Great point Don. The second part seems to be much tougher for me at least.....not that the first part is any easier :)

CP


I pulled out ever long-term equity investment I had in mid-late July of 2007. I had never done that before (it was a hassle). I did not, and have not, moved those funds back in yet. In retrospect, It would have been good as the run-up since March 2009 has gone on over a year (Long-term investment taxes are a lot less and they would have qualified by now.) but, I couldn't, at the time, be sure and frankly, didn't expect the this run-up to last this long going this high. Nonetheless, I have always expected there will be a bottom around 2012 that will be better for a long-term entrance and everything that has gone on since 2007 when I got out seems to be on schedule for that expectation to play out.

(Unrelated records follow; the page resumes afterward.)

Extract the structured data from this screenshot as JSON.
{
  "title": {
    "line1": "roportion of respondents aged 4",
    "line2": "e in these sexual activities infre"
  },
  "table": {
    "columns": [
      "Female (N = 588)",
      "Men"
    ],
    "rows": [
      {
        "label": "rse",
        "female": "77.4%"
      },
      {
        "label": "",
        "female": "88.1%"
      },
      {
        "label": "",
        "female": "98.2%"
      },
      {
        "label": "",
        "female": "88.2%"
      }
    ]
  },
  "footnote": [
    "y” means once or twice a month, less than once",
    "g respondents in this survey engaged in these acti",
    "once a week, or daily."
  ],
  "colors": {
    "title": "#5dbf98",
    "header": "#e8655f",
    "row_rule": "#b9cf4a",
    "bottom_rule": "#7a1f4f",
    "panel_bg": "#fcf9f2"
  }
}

We shall see. In the meantime, those funds have been growing via various bond funds of various lengths of maturity. I've had precious metal positions for so long, they are not and have not been an issue one way or the other and a couple of small dividend plays I left in place. I just let those ride. And of course, there is my day trading which is biased, long or short, to the specific trade. ;)

Edited by milbank, 11 April 2010 - 12:03 PM.

"The power of accurate observation is commonly called cynicism by those who have not got it."